SPIEGEL: From 1968 on, Zappa gave frequent concerts in Germany.
Brock: Frank adored Germany. He loved the perfection of the organization and also the excellent food, also maybe the odd groupie. We always had a lot of fun. The German audience is fantastic and really interested.
SPIEGEL: Today, Zappa's widow, Gail, goes to court against anyone who, in her opinion, is exploiting Zappa's legacy. Even the legendary moustache is protected by US trademark law.
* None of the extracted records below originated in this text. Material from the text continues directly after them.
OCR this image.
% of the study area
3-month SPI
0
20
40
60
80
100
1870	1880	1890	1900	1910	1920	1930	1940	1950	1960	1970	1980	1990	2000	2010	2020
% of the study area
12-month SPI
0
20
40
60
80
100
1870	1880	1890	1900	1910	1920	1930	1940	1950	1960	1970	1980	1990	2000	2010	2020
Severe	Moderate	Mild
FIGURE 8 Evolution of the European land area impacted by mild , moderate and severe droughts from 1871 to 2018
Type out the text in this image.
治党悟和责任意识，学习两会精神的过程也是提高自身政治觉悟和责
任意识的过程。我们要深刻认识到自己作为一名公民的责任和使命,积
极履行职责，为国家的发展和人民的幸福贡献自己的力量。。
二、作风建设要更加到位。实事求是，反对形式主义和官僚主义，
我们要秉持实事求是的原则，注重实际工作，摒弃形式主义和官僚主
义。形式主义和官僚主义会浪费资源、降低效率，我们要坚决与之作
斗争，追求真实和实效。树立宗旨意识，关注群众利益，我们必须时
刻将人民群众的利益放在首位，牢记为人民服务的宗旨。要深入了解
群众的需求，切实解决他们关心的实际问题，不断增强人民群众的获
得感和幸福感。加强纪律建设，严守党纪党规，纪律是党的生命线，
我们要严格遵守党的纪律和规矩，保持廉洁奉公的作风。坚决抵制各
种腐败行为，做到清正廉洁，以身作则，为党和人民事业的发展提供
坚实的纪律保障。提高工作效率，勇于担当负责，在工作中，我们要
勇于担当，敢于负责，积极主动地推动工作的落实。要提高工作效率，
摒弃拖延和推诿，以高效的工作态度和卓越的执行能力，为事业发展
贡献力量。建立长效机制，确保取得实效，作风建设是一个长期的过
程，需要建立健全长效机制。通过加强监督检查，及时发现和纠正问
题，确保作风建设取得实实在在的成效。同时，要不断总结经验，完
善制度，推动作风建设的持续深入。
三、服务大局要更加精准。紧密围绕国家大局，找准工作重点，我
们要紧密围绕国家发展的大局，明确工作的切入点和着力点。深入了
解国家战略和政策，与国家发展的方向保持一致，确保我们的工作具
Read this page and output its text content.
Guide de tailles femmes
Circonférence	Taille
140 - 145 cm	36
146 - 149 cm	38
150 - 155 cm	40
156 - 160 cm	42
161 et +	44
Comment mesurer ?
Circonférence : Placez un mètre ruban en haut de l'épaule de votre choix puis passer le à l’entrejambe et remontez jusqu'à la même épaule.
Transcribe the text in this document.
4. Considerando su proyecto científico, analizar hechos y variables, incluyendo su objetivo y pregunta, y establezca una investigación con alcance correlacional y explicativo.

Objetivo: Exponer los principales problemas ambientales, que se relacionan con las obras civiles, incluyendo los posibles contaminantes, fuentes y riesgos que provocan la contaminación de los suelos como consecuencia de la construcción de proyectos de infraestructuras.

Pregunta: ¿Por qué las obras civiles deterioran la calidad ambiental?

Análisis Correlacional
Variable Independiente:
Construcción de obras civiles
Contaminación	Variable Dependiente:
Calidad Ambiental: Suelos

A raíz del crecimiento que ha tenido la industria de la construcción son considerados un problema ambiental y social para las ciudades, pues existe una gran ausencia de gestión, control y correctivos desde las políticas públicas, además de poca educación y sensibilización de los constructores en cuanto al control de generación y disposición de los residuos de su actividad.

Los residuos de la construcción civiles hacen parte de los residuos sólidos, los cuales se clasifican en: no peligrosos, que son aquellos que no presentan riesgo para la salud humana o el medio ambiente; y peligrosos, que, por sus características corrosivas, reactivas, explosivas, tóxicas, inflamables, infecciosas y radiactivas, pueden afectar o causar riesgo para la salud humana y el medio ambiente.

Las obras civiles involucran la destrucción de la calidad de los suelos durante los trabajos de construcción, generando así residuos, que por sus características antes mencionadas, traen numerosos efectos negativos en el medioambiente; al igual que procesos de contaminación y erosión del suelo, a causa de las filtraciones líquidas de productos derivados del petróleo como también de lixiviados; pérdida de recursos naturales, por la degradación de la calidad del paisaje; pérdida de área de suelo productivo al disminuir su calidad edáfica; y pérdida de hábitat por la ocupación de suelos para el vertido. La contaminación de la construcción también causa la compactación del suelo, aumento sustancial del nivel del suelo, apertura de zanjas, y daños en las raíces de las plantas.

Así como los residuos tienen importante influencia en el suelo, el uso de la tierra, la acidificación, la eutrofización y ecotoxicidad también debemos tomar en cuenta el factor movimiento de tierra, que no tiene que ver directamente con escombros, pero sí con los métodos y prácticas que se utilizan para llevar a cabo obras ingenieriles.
Brock: As an artist, I keep out of that. I'd only say this: Gail Zappa should recognize that these music enthusiasts, like the initiators of the Zappanale festival in Germany, are not doing this to become millionaires. These friends of Zappa are ensuring that Zappa and his superb work do not fall into oblivion. Anybody playing around with the Zappa logo for T-shirt advertising or toilet seats should be given a warning, I agree. But anybody seriously performing this music should receive backing from the widow. After all, she is earning the performance fees. And her husband collected inspiration from all styles of music and interpreters and was himself a great plagiarist, before making something entirely his own. That she of all people should be acting against supposed plagiarists does not lack a certain irony. But I have not yet given up hope that she will at last address herself to securing the artistic legacy of such a creative husband instead of waging a trivial war against the community of Zappaists worldwide.
SPIEGEL: This year, you will be playing again at the Zappanale in Bad Doberan with a young band in honor of Frank Zappa.
Brock: Exactly. There's now a Zappa College of very young people who treasure this music and -- thanks to their excellent training -- are also in a position to play it. Along with 19 other bands, we shall be presenting our latest productions in Bad Doberan from Aug. 11. I am very happy to be there. What I especially like out there is the old-time railway that runs to Heiligendamm. It's called Molli. Frank would have done a song about that.
SPIEGEL: Mr. Brock, many thanks for this interview.